What is the rationale for the blood type diet for weight loss?

Q. What is the rationale for the blood type diet for weight loss?

A. About 10 years ago the "blood type" diet was made popular by a book written by Peter J. D'Adamo, N.D., Eat Right for Your Type. In it D'Adamo asserts that an individual's blood type (O, A, B, or AB) determines how our bodies deal with different foods and that eating foods that are not matched to your blood type leads to all sorts of health problems, including weight gain. He believes that when your diet is not matched to your blood type, lectins, which are proteins found in certain foods, can cause damaging blood clots to develop that over time reduce the blood supply to vital organs. In addition, he believes that there are differences in the digestive processes of individuals with different blood types and that their gut bacteria are different. Coupling these differences with his ideas on the kind of diet our ancestors were eating at the time in history that each blood group appeared, D'Adamo devised detailed dietary regimes for each blood group.

From the first, the book was criticized for its claim to be based on science despite a lack of solid documentation. Scientists found a number of factual errors and also found fault with his broad speculations and assumptions. Nevertheless, many people claimed to be helped by the recommendations, and not just with weight loss.

You might wonder how the diet could work if the premise is flawed. One explanation is that implicit in almost every named diet is a restriction of either the amount or kind of food allowed. An often-unintended result is that "convenience" foods are restricted or even completely eliminated. A corn-free diet, for instance, will exclude most prepared and restaurant foods, forcing the dieter to return to home cooking that is often much more nutritious. Another factor is that a significant portion of the American population is intolerant of certain common foods without knowing it. Studies indicate that about 15% of the population, regardless of blood type, is "gluten sensitive" and would benefit from elimination of wheat. Even more, close to 25%, are lactose intolerant and suffer when they consume milk products. D'Adamo's diets sometimes eliminate whole food groups, and as a result the people who are bothered by these common foods credit their improvement to his diet.

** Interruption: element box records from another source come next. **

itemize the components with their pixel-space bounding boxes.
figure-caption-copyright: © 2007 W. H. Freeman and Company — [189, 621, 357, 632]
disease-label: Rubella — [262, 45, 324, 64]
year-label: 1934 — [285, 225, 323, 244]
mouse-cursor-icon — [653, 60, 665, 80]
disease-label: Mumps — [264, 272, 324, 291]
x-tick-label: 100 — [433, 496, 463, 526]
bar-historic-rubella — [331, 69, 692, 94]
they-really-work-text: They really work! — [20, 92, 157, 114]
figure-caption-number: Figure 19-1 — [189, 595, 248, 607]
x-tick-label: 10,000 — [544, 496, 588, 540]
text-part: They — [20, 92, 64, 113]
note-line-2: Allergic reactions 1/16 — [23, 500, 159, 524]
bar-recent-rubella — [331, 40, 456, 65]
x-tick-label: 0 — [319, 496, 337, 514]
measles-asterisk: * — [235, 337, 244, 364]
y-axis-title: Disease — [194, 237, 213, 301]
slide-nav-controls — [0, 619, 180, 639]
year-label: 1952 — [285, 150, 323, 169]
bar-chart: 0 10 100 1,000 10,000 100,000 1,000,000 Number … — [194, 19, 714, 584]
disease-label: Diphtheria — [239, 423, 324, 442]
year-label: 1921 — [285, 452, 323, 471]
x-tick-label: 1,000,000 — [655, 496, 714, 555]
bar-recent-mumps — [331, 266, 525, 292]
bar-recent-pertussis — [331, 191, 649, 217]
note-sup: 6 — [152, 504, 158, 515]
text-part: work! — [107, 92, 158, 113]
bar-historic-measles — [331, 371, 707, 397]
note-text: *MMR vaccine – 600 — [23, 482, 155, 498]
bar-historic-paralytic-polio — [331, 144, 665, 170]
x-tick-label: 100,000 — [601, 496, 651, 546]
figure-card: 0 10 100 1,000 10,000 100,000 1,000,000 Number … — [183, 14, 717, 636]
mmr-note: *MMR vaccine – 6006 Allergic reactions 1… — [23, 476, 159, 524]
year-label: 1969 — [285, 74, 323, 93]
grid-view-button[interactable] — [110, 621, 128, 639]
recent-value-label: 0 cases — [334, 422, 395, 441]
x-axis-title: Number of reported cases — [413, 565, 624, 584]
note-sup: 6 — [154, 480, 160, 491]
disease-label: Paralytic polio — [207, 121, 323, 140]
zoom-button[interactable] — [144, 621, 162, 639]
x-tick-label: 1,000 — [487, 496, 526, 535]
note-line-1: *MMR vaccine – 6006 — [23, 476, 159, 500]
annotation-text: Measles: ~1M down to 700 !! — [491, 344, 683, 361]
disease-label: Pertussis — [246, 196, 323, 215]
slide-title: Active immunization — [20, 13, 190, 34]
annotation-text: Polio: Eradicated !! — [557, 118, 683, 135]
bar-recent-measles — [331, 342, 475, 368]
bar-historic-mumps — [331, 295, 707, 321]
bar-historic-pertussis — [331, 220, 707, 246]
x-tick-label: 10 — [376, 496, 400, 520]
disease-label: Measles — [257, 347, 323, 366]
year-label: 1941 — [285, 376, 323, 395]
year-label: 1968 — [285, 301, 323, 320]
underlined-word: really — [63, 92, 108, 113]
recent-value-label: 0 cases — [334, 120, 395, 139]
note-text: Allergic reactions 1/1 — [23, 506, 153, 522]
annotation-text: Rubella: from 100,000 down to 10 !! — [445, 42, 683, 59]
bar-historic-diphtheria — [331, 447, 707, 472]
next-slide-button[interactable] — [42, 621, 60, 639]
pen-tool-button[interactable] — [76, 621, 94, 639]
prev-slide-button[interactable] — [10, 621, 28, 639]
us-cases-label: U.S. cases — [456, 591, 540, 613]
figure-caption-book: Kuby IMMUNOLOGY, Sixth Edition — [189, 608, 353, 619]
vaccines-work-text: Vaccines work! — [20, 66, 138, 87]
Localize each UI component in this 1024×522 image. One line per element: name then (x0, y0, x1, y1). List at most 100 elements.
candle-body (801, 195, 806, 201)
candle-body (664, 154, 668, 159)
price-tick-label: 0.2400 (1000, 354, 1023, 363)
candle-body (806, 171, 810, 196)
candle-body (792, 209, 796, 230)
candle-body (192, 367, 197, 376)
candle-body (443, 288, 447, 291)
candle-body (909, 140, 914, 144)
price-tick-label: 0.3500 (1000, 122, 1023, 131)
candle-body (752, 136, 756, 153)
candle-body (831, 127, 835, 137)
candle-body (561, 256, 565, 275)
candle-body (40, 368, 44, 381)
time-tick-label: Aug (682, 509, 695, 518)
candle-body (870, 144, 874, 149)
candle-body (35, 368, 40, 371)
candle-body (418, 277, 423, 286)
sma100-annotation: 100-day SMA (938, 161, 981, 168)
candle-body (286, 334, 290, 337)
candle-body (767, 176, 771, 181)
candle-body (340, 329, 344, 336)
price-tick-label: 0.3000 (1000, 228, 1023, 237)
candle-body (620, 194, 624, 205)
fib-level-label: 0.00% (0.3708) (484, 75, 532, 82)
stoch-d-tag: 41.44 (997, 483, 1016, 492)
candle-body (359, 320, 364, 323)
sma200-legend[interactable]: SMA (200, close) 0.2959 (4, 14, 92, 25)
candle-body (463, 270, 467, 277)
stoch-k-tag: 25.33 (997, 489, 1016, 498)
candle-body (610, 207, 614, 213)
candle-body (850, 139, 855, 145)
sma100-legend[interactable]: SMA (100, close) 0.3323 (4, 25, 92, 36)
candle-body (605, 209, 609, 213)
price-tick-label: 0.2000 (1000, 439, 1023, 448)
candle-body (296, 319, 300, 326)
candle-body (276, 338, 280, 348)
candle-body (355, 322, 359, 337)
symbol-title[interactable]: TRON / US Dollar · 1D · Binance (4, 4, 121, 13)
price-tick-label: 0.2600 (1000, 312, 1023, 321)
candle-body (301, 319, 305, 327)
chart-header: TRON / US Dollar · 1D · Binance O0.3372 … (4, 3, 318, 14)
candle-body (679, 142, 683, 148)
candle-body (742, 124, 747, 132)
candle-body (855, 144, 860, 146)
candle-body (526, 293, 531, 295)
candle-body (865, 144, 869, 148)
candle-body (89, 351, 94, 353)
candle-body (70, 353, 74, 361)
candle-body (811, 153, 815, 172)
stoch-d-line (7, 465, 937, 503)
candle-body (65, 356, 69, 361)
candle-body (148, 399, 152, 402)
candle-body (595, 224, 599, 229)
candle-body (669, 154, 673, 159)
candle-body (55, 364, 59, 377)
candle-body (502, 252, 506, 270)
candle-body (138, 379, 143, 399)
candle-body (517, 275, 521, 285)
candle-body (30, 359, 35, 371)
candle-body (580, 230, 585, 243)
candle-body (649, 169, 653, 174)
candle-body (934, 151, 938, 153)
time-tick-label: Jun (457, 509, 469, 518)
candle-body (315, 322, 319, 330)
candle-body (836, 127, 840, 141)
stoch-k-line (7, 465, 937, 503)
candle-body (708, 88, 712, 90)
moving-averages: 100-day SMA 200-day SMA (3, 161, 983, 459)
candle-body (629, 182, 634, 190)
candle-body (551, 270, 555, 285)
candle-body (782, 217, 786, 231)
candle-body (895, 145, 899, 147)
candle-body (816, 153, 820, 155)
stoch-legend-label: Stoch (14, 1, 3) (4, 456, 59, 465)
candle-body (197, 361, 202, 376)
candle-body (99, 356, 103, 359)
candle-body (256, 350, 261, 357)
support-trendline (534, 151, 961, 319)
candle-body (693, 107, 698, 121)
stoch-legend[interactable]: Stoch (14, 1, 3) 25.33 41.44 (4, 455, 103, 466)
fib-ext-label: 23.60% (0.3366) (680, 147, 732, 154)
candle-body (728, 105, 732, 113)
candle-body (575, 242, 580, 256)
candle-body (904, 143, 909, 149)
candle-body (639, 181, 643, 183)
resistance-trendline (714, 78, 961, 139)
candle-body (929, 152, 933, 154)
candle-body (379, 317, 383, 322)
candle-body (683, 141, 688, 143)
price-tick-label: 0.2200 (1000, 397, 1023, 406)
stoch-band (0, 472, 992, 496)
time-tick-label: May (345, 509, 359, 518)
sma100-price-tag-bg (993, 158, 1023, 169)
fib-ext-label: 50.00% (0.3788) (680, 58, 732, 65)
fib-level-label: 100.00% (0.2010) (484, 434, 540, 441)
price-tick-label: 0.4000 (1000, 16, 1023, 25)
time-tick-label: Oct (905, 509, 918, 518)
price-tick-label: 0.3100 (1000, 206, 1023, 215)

While a connection between blood type and weight loss may be iffy, it is well-documented that blood type affects resistance to infection from certain germs. Many germs have markers that look like our blood types, and these markers will give them some protection from attack by our immune system. As a classic example, the germ that causes the Black Plague that swept through Europe eight centuries ago has a preference for people with blood type O. As a result, more people with blood type A survived and repopulated the area. Under more normal conditions, people with blood type O are more resistant to parasites, and when the Black Plague is not around they have the survival advantage. Scientists are aware of several such relationships with other diseases such as malaria and stomach ulcers.

The food we eat, even from infancy, will certainly influence our health, but rather than four diets for four blood types, there are at least 276 combinations of known blood antigens that you might want to investigate.